Buyer shall be responsible for packaging and shipping the defective product to the service center designated by Seller. Seller shall pay for the return of the product to Buyer if the shipment is to a location within the region in which the Seller service center is located. Buyer shall be responsible for paying all shipping charges, duties, taxes, and any other charges for products returned to any other locations. Proof of purchase in the form of a bill of sale or receipted invoice which is evidence that the unit is within the Warranty period must be presented to obtain warranty service. Do not try to dismantle the Product. Unauthorized dismantling of the equipment will void all warranty claims.
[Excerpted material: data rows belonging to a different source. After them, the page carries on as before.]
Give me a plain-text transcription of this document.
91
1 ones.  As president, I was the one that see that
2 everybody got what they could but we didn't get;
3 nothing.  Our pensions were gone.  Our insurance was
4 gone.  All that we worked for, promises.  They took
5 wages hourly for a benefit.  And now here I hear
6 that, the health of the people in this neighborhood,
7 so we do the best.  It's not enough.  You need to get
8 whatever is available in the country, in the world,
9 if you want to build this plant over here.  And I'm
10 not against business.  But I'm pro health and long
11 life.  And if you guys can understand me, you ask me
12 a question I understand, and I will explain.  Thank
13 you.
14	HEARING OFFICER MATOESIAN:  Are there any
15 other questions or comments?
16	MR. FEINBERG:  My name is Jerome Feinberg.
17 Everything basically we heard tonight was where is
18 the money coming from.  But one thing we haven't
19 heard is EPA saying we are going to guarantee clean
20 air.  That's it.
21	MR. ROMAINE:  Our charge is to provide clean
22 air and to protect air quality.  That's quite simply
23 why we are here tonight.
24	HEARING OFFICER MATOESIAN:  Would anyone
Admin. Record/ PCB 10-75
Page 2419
Contact the Seller Support or the nearest Seller Service Center, if you believe that the unit does not work.
THESE WARRANTIES ARE GIVEN SOLELY TO BUYER AND ARE IN LIEU OF ALL OTHER WARRANTIES, EXPRESSED OR IMPLIED, INCLUDING BUT NOT LIMITED TO THE IMPLIED WARRANTIES OF MERCHANTABILITY, FITNESS FOR A PARTICULAR PURPOSE OR APPLICATION, AND NON-INFRINGEMENT. NO EMPLOYEE OR AGENT OF SELLER, OTHER THAN AN OFFICER OF SELLER, IS AUTHORIZED TO MAKE ANY WARRANTY IN ADDITION TO THE FOREGOING.
IN NO EVENT WILL SELLER BE LIABLE FOR ANY OF BUYER’S MANUFACTURING COSTS, OVERHEAD, LOST PROFITS, GOODWILL, OTHER EXPENSES OR ANY INDIRECT, SPECIAL, INCIDENTAL OR CONSEQUENTIAL DAMAGES BASED UPON BREACH OF ANY WARRANTY, BREACH OF CONTRACT, NEGLIGENCE, STRICT TORT, OR ANY OTHER LEGAL THEORY. IN ANY EVENT OF LIABILITY, SELLER’S MAXIMUM LIABILITY HEREUNDER WILL NOT EXCEED THE PRICE OF THE GOODS OR SERVICES FURNISHED BY SELLER GIVING RISE TO THE CLAIM.